UN CORPUS ENTRE HISTOIRE ET FICTION

Les romans

‘Azāzīl [Azazel]

‘Azāzīl (2008) raconte l’histoire de Hībā, un moine originaire de Haute-Egypte qui, au Ve siècle de notre ère, décide d’entreprendre un voyage dans les lieux fondateurs de la chrétienté et de l’élaboration du dogme chrétien, afin d’y chercher la vérité du message du Christ. Il se rend d’abord à Alexandrie, capitale de la culture hellénistique et siège d’une des majeures Eglises d’Orient ; ensuite à Antioche (au sud de laTurquie actuelle), à Jérusalem, à Ephèse (ville grecque d’Asie Mineure au bord de la Méditerranée orientale). Autant de lieux clés de cette période charnière de l’histoire du christianisme. Après son passage à Alexandrie, où il fait la rencontre de l’évêque Nestorius et de son maître Théodore de Mopsueste , et où il assiste à une conférence de la philosophe néoplatonicienne Hypatie (en hommage à laquelle il prendra ensuite le nom de Hībā), il se rend à Jérusalem, pour enfin s’installer dans un monastère près d’Alep.
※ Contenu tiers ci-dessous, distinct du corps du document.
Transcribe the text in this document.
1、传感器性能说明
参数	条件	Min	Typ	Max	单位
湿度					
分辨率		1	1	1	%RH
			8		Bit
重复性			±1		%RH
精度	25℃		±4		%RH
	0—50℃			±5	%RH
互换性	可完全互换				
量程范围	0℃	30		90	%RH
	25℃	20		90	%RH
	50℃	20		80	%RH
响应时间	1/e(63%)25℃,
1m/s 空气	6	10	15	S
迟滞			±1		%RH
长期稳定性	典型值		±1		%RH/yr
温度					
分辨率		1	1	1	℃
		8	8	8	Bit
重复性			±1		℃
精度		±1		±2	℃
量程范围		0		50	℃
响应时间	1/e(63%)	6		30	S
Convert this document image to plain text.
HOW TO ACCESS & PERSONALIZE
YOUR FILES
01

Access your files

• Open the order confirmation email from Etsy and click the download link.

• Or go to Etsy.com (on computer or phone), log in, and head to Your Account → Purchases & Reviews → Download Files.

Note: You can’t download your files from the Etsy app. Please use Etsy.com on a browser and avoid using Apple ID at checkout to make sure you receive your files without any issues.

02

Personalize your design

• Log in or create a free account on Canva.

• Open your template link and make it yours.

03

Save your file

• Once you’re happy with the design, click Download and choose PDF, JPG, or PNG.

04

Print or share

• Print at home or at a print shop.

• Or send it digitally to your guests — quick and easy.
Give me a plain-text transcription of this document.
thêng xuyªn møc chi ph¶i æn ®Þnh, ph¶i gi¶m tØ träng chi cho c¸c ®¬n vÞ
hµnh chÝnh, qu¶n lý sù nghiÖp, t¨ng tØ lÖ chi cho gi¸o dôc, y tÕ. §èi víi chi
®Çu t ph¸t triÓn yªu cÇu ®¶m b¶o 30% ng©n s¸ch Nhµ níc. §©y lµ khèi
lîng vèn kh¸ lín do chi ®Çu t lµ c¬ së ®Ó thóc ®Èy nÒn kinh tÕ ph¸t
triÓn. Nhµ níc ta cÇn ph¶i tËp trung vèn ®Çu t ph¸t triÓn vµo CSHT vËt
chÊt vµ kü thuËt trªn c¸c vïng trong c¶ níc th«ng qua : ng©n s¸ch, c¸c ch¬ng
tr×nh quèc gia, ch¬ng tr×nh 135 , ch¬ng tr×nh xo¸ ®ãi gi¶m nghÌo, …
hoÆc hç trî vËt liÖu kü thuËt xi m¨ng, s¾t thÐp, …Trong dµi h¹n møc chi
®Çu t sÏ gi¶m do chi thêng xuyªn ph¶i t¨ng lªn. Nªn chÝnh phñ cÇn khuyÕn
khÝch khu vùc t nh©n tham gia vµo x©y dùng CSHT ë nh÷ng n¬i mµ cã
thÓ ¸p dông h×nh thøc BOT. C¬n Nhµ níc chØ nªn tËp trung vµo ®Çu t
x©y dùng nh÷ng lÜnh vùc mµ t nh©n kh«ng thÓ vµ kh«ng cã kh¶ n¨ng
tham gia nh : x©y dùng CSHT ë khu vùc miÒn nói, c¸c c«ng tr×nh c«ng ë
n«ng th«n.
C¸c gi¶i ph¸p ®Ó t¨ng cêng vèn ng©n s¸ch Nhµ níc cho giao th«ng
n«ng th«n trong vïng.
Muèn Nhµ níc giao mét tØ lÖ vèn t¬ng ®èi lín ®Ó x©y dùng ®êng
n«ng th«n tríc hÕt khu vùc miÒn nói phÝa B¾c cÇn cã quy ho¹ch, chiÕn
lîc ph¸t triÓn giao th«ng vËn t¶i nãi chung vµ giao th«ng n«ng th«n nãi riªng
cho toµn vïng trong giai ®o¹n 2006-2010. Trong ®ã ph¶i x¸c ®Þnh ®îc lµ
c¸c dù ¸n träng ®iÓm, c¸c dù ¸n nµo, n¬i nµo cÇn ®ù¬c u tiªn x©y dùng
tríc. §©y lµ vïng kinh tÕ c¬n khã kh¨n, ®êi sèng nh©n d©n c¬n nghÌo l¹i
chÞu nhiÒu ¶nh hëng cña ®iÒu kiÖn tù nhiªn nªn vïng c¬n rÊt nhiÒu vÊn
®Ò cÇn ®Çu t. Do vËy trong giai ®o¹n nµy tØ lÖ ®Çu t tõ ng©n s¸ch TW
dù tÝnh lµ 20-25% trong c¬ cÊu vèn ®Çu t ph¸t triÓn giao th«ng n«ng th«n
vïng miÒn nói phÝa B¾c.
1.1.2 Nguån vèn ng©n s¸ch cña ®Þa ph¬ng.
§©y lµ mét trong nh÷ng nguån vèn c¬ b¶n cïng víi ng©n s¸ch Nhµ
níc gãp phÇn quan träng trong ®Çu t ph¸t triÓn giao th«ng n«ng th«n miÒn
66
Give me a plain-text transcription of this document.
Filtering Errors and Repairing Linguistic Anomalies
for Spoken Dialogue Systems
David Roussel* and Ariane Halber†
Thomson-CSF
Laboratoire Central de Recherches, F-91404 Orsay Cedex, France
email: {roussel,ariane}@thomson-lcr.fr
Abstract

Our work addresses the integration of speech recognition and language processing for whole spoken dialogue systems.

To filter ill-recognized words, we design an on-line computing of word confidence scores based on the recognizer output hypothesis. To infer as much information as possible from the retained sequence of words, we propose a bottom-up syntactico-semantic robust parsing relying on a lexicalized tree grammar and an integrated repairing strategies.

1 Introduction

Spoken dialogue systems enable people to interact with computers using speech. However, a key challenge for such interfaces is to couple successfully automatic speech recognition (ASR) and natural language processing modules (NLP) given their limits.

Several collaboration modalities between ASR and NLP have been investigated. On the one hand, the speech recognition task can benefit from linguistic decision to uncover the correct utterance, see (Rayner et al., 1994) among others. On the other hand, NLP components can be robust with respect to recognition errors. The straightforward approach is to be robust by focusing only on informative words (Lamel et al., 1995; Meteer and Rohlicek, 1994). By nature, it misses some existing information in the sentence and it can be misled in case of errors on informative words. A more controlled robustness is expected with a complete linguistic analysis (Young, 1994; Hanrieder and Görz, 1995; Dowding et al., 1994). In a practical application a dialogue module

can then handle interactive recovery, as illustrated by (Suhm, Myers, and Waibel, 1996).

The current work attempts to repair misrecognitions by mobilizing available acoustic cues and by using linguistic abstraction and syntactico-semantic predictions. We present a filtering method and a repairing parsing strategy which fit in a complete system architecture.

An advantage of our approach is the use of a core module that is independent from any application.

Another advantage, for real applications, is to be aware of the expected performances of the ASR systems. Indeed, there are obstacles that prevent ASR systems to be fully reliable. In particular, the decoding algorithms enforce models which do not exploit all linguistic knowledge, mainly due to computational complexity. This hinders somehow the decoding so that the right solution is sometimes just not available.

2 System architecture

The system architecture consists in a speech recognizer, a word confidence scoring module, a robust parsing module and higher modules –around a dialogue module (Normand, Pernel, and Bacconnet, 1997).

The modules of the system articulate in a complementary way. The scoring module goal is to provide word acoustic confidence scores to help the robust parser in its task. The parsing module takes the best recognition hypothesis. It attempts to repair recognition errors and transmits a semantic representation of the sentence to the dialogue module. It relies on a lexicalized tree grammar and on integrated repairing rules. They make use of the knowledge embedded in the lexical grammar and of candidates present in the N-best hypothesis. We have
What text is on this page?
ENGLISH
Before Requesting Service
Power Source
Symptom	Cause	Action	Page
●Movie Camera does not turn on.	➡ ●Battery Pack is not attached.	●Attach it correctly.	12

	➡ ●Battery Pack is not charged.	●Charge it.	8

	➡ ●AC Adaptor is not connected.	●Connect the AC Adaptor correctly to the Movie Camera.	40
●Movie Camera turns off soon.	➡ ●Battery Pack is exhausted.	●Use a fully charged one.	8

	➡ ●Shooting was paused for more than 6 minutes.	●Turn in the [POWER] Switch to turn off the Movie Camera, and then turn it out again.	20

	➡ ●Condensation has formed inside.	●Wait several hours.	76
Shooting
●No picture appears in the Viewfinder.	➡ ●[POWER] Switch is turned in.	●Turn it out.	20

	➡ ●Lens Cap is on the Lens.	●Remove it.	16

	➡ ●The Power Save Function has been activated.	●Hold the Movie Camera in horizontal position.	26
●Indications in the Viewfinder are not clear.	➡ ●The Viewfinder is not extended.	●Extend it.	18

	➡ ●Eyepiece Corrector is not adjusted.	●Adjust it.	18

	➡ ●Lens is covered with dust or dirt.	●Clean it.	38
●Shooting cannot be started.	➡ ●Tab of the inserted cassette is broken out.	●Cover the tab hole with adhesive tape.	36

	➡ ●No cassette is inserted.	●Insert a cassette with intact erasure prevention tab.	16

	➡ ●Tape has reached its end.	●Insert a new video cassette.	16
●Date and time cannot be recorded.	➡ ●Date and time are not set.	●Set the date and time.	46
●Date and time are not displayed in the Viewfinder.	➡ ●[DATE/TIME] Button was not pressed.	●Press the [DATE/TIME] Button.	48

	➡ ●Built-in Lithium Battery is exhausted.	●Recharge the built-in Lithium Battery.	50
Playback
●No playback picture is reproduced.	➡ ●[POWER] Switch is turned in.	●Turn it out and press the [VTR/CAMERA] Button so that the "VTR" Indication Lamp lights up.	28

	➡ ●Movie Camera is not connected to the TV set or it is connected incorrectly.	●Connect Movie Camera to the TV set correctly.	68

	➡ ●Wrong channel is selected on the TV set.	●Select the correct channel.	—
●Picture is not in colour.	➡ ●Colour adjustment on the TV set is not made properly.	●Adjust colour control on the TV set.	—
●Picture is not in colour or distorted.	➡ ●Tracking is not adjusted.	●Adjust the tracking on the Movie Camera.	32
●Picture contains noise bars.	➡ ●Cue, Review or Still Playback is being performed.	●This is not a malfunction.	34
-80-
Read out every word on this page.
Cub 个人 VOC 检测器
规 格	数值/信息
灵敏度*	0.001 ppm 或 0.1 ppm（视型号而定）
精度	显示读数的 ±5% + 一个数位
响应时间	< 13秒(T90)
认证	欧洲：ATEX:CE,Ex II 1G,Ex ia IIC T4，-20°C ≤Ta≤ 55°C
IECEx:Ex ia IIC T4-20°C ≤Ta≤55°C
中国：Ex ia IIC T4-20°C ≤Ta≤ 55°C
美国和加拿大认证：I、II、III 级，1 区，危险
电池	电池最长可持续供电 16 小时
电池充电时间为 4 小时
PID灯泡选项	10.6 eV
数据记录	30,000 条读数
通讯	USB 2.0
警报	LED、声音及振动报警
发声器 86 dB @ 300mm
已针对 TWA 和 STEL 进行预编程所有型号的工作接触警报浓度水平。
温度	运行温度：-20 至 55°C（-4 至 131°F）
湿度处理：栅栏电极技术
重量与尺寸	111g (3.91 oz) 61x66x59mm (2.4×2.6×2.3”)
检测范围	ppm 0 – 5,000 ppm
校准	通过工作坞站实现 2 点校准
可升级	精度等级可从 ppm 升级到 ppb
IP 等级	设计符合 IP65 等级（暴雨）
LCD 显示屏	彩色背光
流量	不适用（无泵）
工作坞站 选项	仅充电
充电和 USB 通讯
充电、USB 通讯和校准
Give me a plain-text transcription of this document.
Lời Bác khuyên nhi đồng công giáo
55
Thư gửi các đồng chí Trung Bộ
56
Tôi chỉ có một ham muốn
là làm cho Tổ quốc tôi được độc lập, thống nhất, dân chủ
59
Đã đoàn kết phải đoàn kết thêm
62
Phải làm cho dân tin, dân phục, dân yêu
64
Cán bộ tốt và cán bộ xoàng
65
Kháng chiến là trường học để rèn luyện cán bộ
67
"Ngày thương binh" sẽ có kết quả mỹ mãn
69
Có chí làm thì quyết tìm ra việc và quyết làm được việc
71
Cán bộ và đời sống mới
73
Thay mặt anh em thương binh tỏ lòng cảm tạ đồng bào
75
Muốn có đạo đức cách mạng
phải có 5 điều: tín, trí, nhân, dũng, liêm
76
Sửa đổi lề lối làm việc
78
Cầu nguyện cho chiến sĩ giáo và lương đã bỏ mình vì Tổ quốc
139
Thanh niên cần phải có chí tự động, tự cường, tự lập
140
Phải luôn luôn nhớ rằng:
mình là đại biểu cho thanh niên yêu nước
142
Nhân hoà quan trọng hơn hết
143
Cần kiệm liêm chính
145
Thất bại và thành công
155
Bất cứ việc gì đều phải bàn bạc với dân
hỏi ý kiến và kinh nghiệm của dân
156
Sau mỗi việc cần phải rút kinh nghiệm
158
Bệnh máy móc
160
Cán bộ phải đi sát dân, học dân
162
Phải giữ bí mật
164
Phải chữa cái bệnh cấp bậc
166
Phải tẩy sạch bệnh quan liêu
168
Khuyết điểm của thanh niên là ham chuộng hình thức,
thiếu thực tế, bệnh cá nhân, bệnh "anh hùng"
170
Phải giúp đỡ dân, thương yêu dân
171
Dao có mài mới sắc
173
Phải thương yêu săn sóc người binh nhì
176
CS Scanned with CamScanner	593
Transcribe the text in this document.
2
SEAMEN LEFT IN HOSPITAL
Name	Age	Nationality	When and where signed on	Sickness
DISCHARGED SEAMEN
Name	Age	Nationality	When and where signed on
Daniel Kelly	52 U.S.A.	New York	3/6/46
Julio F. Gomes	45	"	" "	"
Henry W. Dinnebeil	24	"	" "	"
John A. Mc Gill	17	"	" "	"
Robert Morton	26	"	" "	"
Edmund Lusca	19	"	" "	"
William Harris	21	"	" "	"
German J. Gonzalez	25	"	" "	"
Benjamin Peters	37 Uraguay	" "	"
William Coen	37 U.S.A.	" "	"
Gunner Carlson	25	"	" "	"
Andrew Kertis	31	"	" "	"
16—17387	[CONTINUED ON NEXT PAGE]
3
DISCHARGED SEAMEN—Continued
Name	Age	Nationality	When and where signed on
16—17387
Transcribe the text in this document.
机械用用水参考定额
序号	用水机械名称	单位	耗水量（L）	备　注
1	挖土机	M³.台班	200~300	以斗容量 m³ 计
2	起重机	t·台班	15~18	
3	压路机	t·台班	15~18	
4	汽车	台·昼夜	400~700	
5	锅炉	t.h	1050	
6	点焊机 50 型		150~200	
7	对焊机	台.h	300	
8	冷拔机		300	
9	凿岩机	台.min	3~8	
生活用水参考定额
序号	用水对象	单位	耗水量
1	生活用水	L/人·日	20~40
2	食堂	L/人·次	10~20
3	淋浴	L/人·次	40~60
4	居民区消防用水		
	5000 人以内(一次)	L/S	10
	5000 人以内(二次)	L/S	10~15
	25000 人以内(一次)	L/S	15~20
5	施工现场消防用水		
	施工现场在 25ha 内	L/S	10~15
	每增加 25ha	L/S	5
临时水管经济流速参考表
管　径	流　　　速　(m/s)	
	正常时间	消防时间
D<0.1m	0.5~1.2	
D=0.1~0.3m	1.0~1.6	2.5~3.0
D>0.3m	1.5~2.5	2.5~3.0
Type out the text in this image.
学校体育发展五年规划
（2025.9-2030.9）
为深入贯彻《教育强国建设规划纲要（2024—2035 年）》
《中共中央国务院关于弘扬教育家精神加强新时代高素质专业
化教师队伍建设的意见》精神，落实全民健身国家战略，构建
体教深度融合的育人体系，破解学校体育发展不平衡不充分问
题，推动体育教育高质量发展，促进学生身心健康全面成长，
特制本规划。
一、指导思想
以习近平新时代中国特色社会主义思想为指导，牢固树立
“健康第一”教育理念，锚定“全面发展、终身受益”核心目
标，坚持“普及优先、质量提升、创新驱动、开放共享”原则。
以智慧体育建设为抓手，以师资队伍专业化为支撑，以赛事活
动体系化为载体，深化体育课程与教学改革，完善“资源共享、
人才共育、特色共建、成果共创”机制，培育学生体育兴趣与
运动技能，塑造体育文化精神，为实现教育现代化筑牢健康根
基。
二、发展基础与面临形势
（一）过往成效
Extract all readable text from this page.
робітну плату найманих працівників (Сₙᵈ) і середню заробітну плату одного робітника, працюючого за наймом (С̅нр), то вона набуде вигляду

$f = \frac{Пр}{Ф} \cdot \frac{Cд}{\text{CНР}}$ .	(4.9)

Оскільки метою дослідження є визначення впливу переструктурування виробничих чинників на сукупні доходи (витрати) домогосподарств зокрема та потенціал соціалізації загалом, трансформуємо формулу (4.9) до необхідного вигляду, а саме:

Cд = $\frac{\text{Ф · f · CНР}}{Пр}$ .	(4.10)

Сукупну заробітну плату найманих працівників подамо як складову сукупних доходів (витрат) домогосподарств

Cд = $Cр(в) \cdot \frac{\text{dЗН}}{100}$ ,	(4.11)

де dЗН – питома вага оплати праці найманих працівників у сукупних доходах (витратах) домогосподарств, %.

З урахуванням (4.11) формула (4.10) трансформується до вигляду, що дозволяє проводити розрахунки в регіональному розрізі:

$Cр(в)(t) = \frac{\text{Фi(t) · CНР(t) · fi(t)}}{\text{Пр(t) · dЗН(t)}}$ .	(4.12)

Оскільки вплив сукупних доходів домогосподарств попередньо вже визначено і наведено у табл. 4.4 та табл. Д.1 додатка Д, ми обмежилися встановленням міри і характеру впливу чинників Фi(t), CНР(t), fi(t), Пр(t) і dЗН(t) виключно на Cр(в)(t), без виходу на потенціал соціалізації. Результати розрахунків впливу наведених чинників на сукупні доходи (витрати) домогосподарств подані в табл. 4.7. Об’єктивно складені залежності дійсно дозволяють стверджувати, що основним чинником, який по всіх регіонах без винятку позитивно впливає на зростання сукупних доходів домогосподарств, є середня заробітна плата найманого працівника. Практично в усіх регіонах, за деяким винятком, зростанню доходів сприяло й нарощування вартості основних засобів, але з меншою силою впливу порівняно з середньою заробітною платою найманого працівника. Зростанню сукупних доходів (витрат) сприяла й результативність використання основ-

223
Tout au long de son voyage, un personnage imaginaire accompagne Hībā : il s’agit de Azazel, le diable, ou plutôt le démon propre de Hībā, sa conscience, sa voix intérieure. Celuici l’incite à mettre par écrit les expériences qu’il a vécues et les événements auxquels il a assisté. A travers le personnage de Nestorius, figure centrale des querelles christologiques qui ont opposé les églises orientales de l’époque, Hībā est le témoin du passage historique d’une période de cohabitation et de pluralisme religieux (qui voit coexister polythéisme, judaïsme et christianisme) à une autre où le christianisme s’impose comme religion officielle unique de l’Empire byzantin. Ce passage ne peut se faire sans générer de fortes tensions, d’abord entre les chrétiens et les fidèles des religions persécutées, puis au sein des églises orientales elles-mêmes. Ces dernières se confrontent notamment, lors de conciles restreints ou œcuméniques, au sujet de la nature du Christ. Commencées avec la prédication d’Arius et les violents débats qu’elle suscite (connus sous le nom de « crise arienne »), ces « querelles christologiques » ne cessent de façonner le dogme durant plus d’un siècle. Fixé une première fois au concile de Nicée (325), celui-ci continuera d’être ajusté et enrichi jusqu’au concile d’Ephèse (431), puis de Chalcédoine (451).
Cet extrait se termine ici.